PCA is just an SVD of centered data
Principal component analysis via SVD is the SVD wearing a statistician's hat. Center your data matrix X (subtract each column's mean), take its SVD X = U Sigma V^T, and the right singular vectors v_i are exactly the principal directions — the axes of greatest variance. This sharpens the Vol I view of PCA.
The variance captured along v_i is sigma_i^2 / (N-1). Keeping the top k directions IS a truncated SVD, so by Eckart-Young it is provably the best k-dimensional summary of the data. Dimensionality reduction and best-low-rank approximation are the same theorem.
Polar decomposition: rotation times stretch
Regroup the SVD and a second classical factorization falls out. The polar decomposition writes A = Q P, where Q = U V^T is orthogonal (a pure rotation/reflection) and P = V Sigma V^T is symmetric positive semidefinite (a pure stretch). It is the matrix analogue of writing a complex number as (unit phase) times (magnitude).
From A = U Sigma V^T, insert V^T V = I in the middle:
A = U Sigma V^T = (U V^T)(V Sigma V^T) = Q P
Q = U V^T orthogonal (rotation / reflection)
P = V Sigma V^T sym. pos. semidef. (stretch along principal axes)
Application: the orthogonal matrix CLOSEST to A (in Frobenius norm) is
exactly Q = U V^T.
This is how you 'snap' a drifted rotation matrix back to a true rotation
in graphics, robotics, and orthogonal Procrustes alignment.Scaling up: randomized SVD
On a billion-by-million matrix you cannot afford a full SVD — but you rarely need it. If only the top k singular values matter, randomized SVD finds them fast. Multiply A by a small random matrix to sketch its dominant range, orthonormalize, and do a small dense SVD inside that sketch.
- Draw a random n-by-(k+p) matrix Omega (p is a small oversampling margin, say 5-10).
- Form the sketch Y = A Omega; orthonormalize its columns with QR to get Q with Q^T Q = I.

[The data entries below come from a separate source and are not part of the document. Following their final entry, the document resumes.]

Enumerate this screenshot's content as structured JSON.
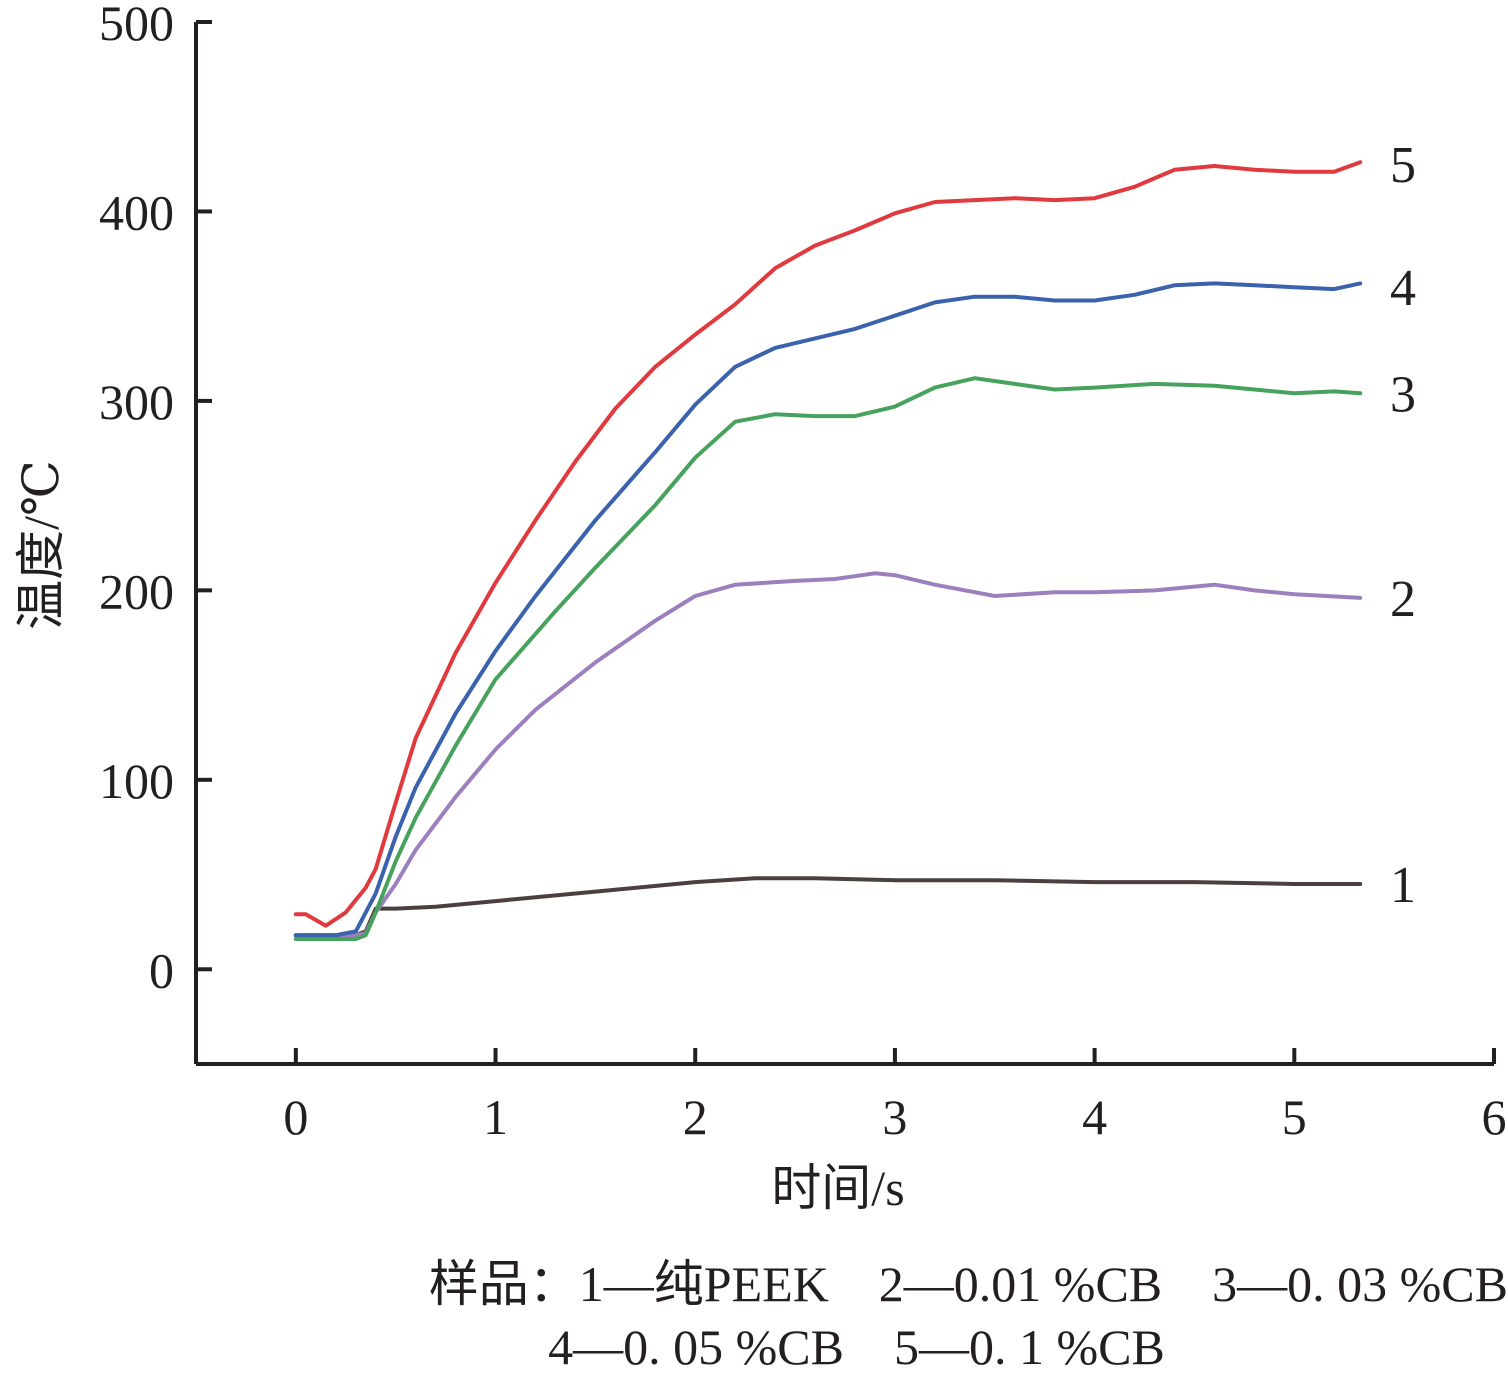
{
  "chart_data": {
    "type": "line",
    "xlabel": "时间/s",
    "ylabel": "温度/℃",
    "xlim": [
      -0.5,
      6
    ],
    "ylim": [
      -50,
      500
    ],
    "xticks": [
      0,
      1,
      2,
      3,
      4,
      5,
      6
    ],
    "yticks": [
      0,
      100,
      200,
      300,
      400,
      500
    ],
    "grid": false,
    "series": [
      {
        "name": "1",
        "color": "#4e3f3f",
        "x": [
          0,
          0.1,
          0.2,
          0.3,
          0.35,
          0.4,
          0.5,
          0.7,
          1.0,
          1.5,
          2.0,
          2.3,
          2.6,
          3.0,
          3.5,
          4.0,
          4.5,
          5.0,
          5.33
        ],
        "y": [
          18,
          18,
          18,
          18,
          20,
          32,
          32,
          33,
          36,
          41,
          46,
          48,
          48,
          47,
          47,
          46,
          46,
          45,
          45
        ]
      },
      {
        "name": "2",
        "color": "#9c7fbd",
        "x": [
          0,
          0.1,
          0.2,
          0.3,
          0.35,
          0.4,
          0.5,
          0.6,
          0.8,
          1.0,
          1.2,
          1.5,
          1.8,
          2.0,
          2.2,
          2.5,
          2.7,
          2.9,
          3.0,
          3.2,
          3.5,
          3.8,
          4.0,
          4.3,
          4.6,
          4.8,
          5.0,
          5.33
        ],
        "y": [
          18,
          18,
          18,
          18,
          19,
          30,
          45,
          63,
          91,
          116,
          137,
          162,
          184,
          197,
          203,
          205,
          206,
          209,
          208,
          203,
          197,
          199,
          199,
          200,
          203,
          200,
          198,
          196
        ]
      },
      {
        "name": "3",
        "color": "#47a25d",
        "x": [
          0,
          0.1,
          0.2,
          0.3,
          0.35,
          0.4,
          0.5,
          0.6,
          0.8,
          1.0,
          1.1,
          1.3,
          1.5,
          1.8,
          2.0,
          2.2,
          2.4,
          2.6,
          2.8,
          3.0,
          3.2,
          3.4,
          3.6,
          3.8,
          4.0,
          4.3,
          4.6,
          4.8,
          5.0,
          5.2,
          5.33
        ],
        "y": [
          16,
          16,
          16,
          16,
          18,
          30,
          57,
          80,
          118,
          153,
          165,
          189,
          212,
          245,
          270,
          289,
          293,
          292,
          292,
          297,
          307,
          312,
          309,
          306,
          307,
          309,
          308,
          306,
          304,
          305,
          304
        ]
      },
      {
        "name": "4",
        "color": "#3a62ad",
        "x": [
          0,
          0.1,
          0.2,
          0.3,
          0.4,
          0.5,
          0.6,
          0.8,
          1.0,
          1.2,
          1.5,
          1.8,
          2.0,
          2.2,
          2.4,
          2.6,
          2.8,
          3.0,
          3.2,
          3.4,
          3.6,
          3.8,
          4.0,
          4.2,
          4.4,
          4.6,
          4.8,
          5.0,
          5.2,
          5.33
        ],
        "y": [
          18,
          18,
          18,
          20,
          40,
          70,
          96,
          135,
          168,
          197,
          237,
          273,
          298,
          318,
          328,
          333,
          338,
          345,
          352,
          355,
          355,
          353,
          353,
          356,
          361,
          362,
          361,
          360,
          359,
          362
        ]
      },
      {
        "name": "5",
        "color": "#e0393e",
        "x": [
          0,
          0.05,
          0.15,
          0.25,
          0.35,
          0.4,
          0.5,
          0.6,
          0.8,
          1.0,
          1.2,
          1.4,
          1.6,
          1.8,
          2.0,
          2.2,
          2.4,
          2.6,
          2.8,
          3.0,
          3.2,
          3.4,
          3.6,
          3.8,
          4.0,
          4.2,
          4.4,
          4.6,
          4.8,
          5.0,
          5.2,
          5.33
        ],
        "y": [
          29,
          29,
          23,
          30,
          43,
          53,
          88,
          122,
          167,
          204,
          237,
          268,
          296,
          318,
          335,
          351,
          370,
          382,
          390,
          399,
          405,
          406,
          407,
          406,
          407,
          413,
          422,
          424,
          422,
          421,
          421,
          426
        ]
      }
    ],
    "end_labels": [
      {
        "text": "1",
        "y": 45
      },
      {
        "text": "2",
        "y": 196
      },
      {
        "text": "3",
        "y": 304
      },
      {
        "text": "4",
        "y": 360
      },
      {
        "text": "5",
        "y": 425
      }
    ]
  },
  "caption": {
    "line1": "样品：1—纯PEEK    2—0.01 %CB    3—0. 03 %CB",
    "line2": "4—0. 05 %CB    5—0. 1 %CB"
  }
}
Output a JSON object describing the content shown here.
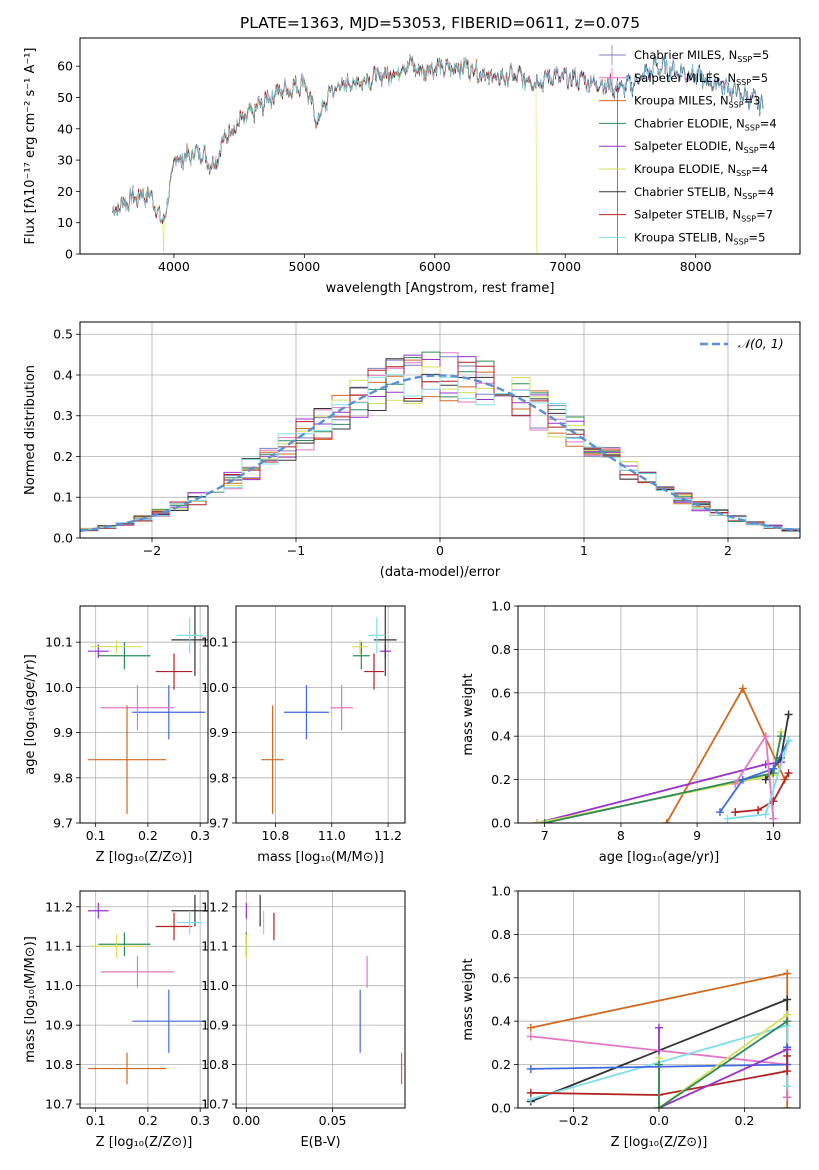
{
  "suptitle": "PLATE=1363, MJD=53053, FIBERID=0611, z=0.075",
  "colors": {
    "Chabrier MILES": "#7f7fc0",
    "Salpeter MILES": "#e377c2",
    "Kroupa MILES": "#d2691e",
    "Chabrier ELODIE": "#2e8b57",
    "Salpeter ELODIE": "#9932cc",
    "Kroupa ELODIE": "#d4e157",
    "Chabrier STELIB": "#333333",
    "Salpeter STELIB": "#b22222",
    "Kroupa STELIB": "#80deea",
    "model_blue": "#4169e1",
    "normal_curve": "#5b8fd6",
    "grid": "#b0b0b0"
  },
  "chart_data": [
    {
      "id": "spectrum",
      "type": "line",
      "title": "PLATE=1363, MJD=53053, FIBERID=0611, z=0.075",
      "xlabel": "wavelength [Angstrom, rest frame]",
      "ylabel": "Flux [fλ10⁻¹⁷ erg cm⁻² s⁻¹ A⁻¹]",
      "xlim": [
        3280,
        8800
      ],
      "ylim": [
        0,
        69
      ],
      "xticks": [
        4000,
        5000,
        6000,
        7000,
        8000
      ],
      "yticks": [
        0,
        10,
        20,
        30,
        40,
        50,
        60
      ],
      "legend_position": "upper right",
      "legend": [
        {
          "name": "Chabrier MILES, N",
          "sub": "SSP",
          "tail": "=5"
        },
        {
          "name": "Salpeter MILES, N",
          "sub": "SSP",
          "tail": "=5"
        },
        {
          "name": "Kroupa MILES, N",
          "sub": "SSP",
          "tail": "=3"
        },
        {
          "name": "Chabrier ELODIE, N",
          "sub": "SSP",
          "tail": "=4"
        },
        {
          "name": "Salpeter ELODIE, N",
          "sub": "SSP",
          "tail": "=4"
        },
        {
          "name": "Kroupa ELODIE, N",
          "sub": "SSP",
          "tail": "=4"
        },
        {
          "name": "Chabrier STELIB, N",
          "sub": "SSP",
          "tail": "=4"
        },
        {
          "name": "Salpeter STELIB, N",
          "sub": "SSP",
          "tail": "=7"
        },
        {
          "name": "Kroupa STELIB, N",
          "sub": "SSP",
          "tail": "=5"
        }
      ],
      "continuum": {
        "x": [
          3530,
          3600,
          3700,
          3800,
          3850,
          3900,
          3950,
          4000,
          4100,
          4200,
          4300,
          4400,
          4500,
          4600,
          4700,
          4800,
          4900,
          5000,
          5100,
          5200,
          5300,
          5400,
          5500,
          5600,
          5700,
          5800,
          5900,
          6000,
          6100,
          6200,
          6300,
          6400,
          6500,
          6600,
          6700,
          6800,
          6900,
          7000,
          7100,
          7200,
          7300,
          7400,
          7500,
          7600,
          7700,
          7800,
          7900,
          8000,
          8100,
          8200,
          8300,
          8400,
          8500
        ],
        "y": [
          13,
          16,
          18,
          19,
          17,
          10,
          15,
          30,
          31,
          33,
          28,
          38,
          42,
          45,
          49,
          52,
          53,
          55,
          42,
          52,
          54,
          55,
          56,
          57,
          58,
          61,
          58,
          60,
          59,
          60,
          59,
          57,
          56,
          57,
          56,
          55,
          57,
          56,
          56,
          55,
          54,
          53,
          54,
          57,
          60,
          59,
          58,
          57,
          55,
          54,
          52,
          50,
          48
        ]
      },
      "cutoffs": {
        "Kroupa ELODIE": [
          3920,
          6780
        ],
        "Salpeter STELIB": [
          7400,
          7400
        ],
        "Kroupa MILES": [
          7400,
          7400
        ]
      }
    },
    {
      "id": "residuals",
      "type": "histogram",
      "xlabel": "(data-model)/error",
      "ylabel": "Normed distribution",
      "xlim": [
        -2.5,
        2.5
      ],
      "ylim": [
        0,
        0.53
      ],
      "xticks": [
        -2,
        -1,
        0,
        1,
        2
      ],
      "yticks": [
        0.0,
        0.1,
        0.2,
        0.3,
        0.4,
        0.5
      ],
      "legend": [
        "𝒩(0, 1)"
      ],
      "legend_position": "upper right",
      "bin_width": 0.125
    },
    {
      "id": "age_vs_Z",
      "type": "errorbar",
      "xlabel": "Z [log₁₀(Z/Z⊙)]",
      "ylabel": "age  [log₁₀(age/yr)]",
      "xlim": [
        0.07,
        0.315
      ],
      "ylim": [
        9.7,
        10.18
      ],
      "xticks": [
        0.1,
        0.2,
        0.3
      ],
      "yticks": [
        9.7,
        9.8,
        9.9,
        10.0,
        10.1
      ]
    },
    {
      "id": "age_vs_mass",
      "type": "errorbar",
      "xlabel": "mass [log₁₀(M/M⊙)]",
      "ylabel": "",
      "xlim": [
        10.66,
        11.26
      ],
      "ylim": [
        9.7,
        10.18
      ],
      "xticks": [
        10.8,
        11.0,
        11.2
      ],
      "yticks": [
        9.7,
        9.8,
        9.9,
        10.0,
        10.1
      ]
    },
    {
      "id": "mass_vs_Z",
      "type": "errorbar",
      "xlabel": "Z [log₁₀(Z/Z⊙)]",
      "ylabel": "mass [log₁₀(M/M⊙)]",
      "xlim": [
        0.07,
        0.315
      ],
      "ylim": [
        10.69,
        11.24
      ],
      "xticks": [
        0.1,
        0.2,
        0.3
      ],
      "yticks": [
        10.7,
        10.8,
        10.9,
        11.0,
        11.1,
        11.2
      ]
    },
    {
      "id": "mass_vs_ebv",
      "type": "errorbar",
      "xlabel": "E(B-V)",
      "ylabel": "",
      "xlim": [
        -0.006,
        0.092
      ],
      "ylim": [
        10.69,
        11.24
      ],
      "xticks": [
        0.0,
        0.05
      ],
      "yticks": [
        10.7,
        10.8,
        10.9,
        11.0,
        11.1,
        11.2
      ]
    },
    {
      "id": "mw_vs_age",
      "type": "line",
      "xlabel": "age  [log₁₀(age/yr)]",
      "ylabel": "mass weight",
      "xlim": [
        6.65,
        10.35
      ],
      "ylim": [
        0,
        1.0
      ],
      "xticks": [
        7,
        8,
        9,
        10
      ],
      "yticks": [
        0.0,
        0.2,
        0.4,
        0.6,
        0.8,
        1.0
      ],
      "series": [
        {
          "model": "Kroupa MILES",
          "x": [
            8.6,
            9.6,
            10.15
          ],
          "y": [
            0.0,
            0.62,
            0.2
          ]
        },
        {
          "model": "Salpeter ELODIE",
          "x": [
            6.9,
            9.9,
            10.1
          ],
          "y": [
            0.0,
            0.27,
            0.28
          ]
        },
        {
          "model": "Kroupa ELODIE",
          "x": [
            6.9,
            10.0,
            10.1
          ],
          "y": [
            0.0,
            0.22,
            0.42
          ]
        },
        {
          "model": "Chabrier ELODIE",
          "x": [
            7.0,
            10.0,
            10.1
          ],
          "y": [
            0.0,
            0.23,
            0.4
          ]
        },
        {
          "model": "Chabrier STELIB",
          "x": [
            9.9,
            10.1,
            10.2
          ],
          "y": [
            0.2,
            0.3,
            0.5
          ]
        },
        {
          "model": "Salpeter STELIB",
          "x": [
            9.5,
            9.8,
            10.0,
            10.2
          ],
          "y": [
            0.05,
            0.06,
            0.1,
            0.23
          ]
        },
        {
          "model": "Chabrier MILES",
          "x": [
            9.3,
            9.6,
            10.0,
            10.2
          ],
          "y": [
            0.05,
            0.2,
            0.25,
            0.38
          ]
        },
        {
          "model": "Salpeter MILES",
          "x": [
            9.5,
            9.9,
            10.0
          ],
          "y": [
            0.18,
            0.4,
            0.02
          ]
        },
        {
          "model": "Kroupa STELIB",
          "x": [
            9.4,
            9.9,
            10.2
          ],
          "y": [
            0.02,
            0.04,
            0.38
          ]
        }
      ]
    },
    {
      "id": "mw_vs_Z",
      "type": "line",
      "xlabel": "Z [log₁₀(Z/Z⊙)]",
      "ylabel": "mass weight",
      "xlim": [
        -0.33,
        0.33
      ],
      "ylim": [
        0,
        1.0
      ],
      "xticks": [
        -0.2,
        0.0,
        0.2
      ],
      "yticks": [
        0.0,
        0.2,
        0.4,
        0.6,
        0.8,
        1.0
      ],
      "series": [
        {
          "model": "Kroupa MILES",
          "x": [
            -0.3,
            0.3,
            0.3
          ],
          "y": [
            0.37,
            0.62,
            0.0
          ]
        },
        {
          "model": "Chabrier STELIB",
          "x": [
            -0.3,
            0.3,
            0.3
          ],
          "y": [
            0.03,
            0.5,
            0.05
          ]
        },
        {
          "model": "Salpeter MILES",
          "x": [
            -0.3,
            0.3,
            0.3
          ],
          "y": [
            0.33,
            0.2,
            0.05
          ]
        },
        {
          "model": "Kroupa STELIB",
          "x": [
            -0.3,
            0.3,
            0.3
          ],
          "y": [
            0.04,
            0.38,
            0.1
          ]
        },
        {
          "model": "Chabrier MILES",
          "x": [
            -0.3,
            0.3,
            0.3
          ],
          "y": [
            0.18,
            0.2,
            0.28
          ]
        },
        {
          "model": "Salpeter STELIB",
          "x": [
            -0.3,
            0.0,
            0.3,
            0.3
          ],
          "y": [
            0.07,
            0.06,
            0.17,
            0.24
          ]
        },
        {
          "model": "Salpeter ELODIE",
          "x": [
            0.0,
            0.0,
            0.3
          ],
          "y": [
            0.37,
            0.0,
            0.27
          ]
        },
        {
          "model": "Kroupa ELODIE",
          "x": [
            0.0,
            0.0,
            0.3
          ],
          "y": [
            0.23,
            0.0,
            0.43
          ]
        },
        {
          "model": "Chabrier ELODIE",
          "x": [
            0.0,
            0.0,
            0.3
          ],
          "y": [
            0.2,
            0.0,
            0.4
          ]
        }
      ]
    }
  ],
  "errorbars": [
    {
      "model": "Chabrier MILES",
      "color": "model_blue",
      "Z": 0.24,
      "Zerr": 0.07,
      "age": 9.945,
      "ageerr": 0.06,
      "mass": 10.91,
      "masserr": 0.08,
      "ebv": 0.066,
      "ebverr": 0.0
    },
    {
      "model": "Salpeter MILES",
      "color": "Salpeter MILES",
      "Z": 0.18,
      "Zerr": 0.07,
      "age": 9.955,
      "ageerr": 0.05,
      "mass": 11.035,
      "masserr": 0.04,
      "ebv": 0.07,
      "ebverr": 0.0
    },
    {
      "model": "Kroupa MILES",
      "color": "Kroupa MILES",
      "Z": 0.16,
      "Zerr": 0.075,
      "age": 9.84,
      "ageerr": 0.12,
      "mass": 10.79,
      "masserr": 0.04,
      "ebv": 0.09,
      "ebverr": 0.0
    },
    {
      "model": "Chabrier ELODIE",
      "color": "Chabrier ELODIE",
      "Z": 0.155,
      "Zerr": 0.05,
      "age": 10.07,
      "ageerr": 0.03,
      "mass": 11.105,
      "masserr": 0.03,
      "ebv": 0.0,
      "ebverr": 0.0
    },
    {
      "model": "Salpeter ELODIE",
      "color": "Salpeter ELODIE",
      "Z": 0.105,
      "Zerr": 0.02,
      "age": 10.08,
      "ageerr": 0.015,
      "mass": 11.19,
      "masserr": 0.02,
      "ebv": 0.0,
      "ebverr": 0.0
    },
    {
      "model": "Kroupa ELODIE",
      "color": "Kroupa ELODIE",
      "Z": 0.14,
      "Zerr": 0.05,
      "age": 10.09,
      "ageerr": 0.015,
      "mass": 11.1,
      "masserr": 0.03,
      "ebv": 0.0,
      "ebverr": 0.0
    },
    {
      "model": "Chabrier STELIB",
      "color": "Chabrier STELIB",
      "Z": 0.29,
      "Zerr": 0.045,
      "age": 10.105,
      "ageerr": 0.08,
      "mass": 11.19,
      "masserr": 0.04,
      "ebv": 0.008,
      "ebverr": 0.0
    },
    {
      "model": "Salpeter STELIB",
      "color": "Salpeter STELIB",
      "Z": 0.25,
      "Zerr": 0.035,
      "age": 10.035,
      "ageerr": 0.04,
      "mass": 11.15,
      "masserr": 0.035,
      "ebv": 0.016,
      "ebverr": 0.0
    },
    {
      "model": "Kroupa STELIB",
      "color": "Kroupa STELIB",
      "Z": 0.28,
      "Zerr": 0.025,
      "age": 10.115,
      "ageerr": 0.04,
      "mass": 11.16,
      "masserr": 0.03,
      "ebv": 0.01,
      "ebverr": 0.0
    }
  ]
}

- Project: B = Q^T A is small; take its SVD B = U_B Sigma V^T cheaply.
- Lift back: U = Q U_B. Then A is approximately U Sigma V^T, accurate to near the Eckart-Young optimum.
From a decomposition that merely *exists* for every matrix, we arrived at the workhorse behind recommender systems, image compression, latent-semantic search, noise reduction, and the dimensionality reduction inside countless machine-learning pipelines. One factorization — A = U Sigma V^T — and the rotate-stretch-rotate picture sits underneath all of it. That is the payoff of the SVD.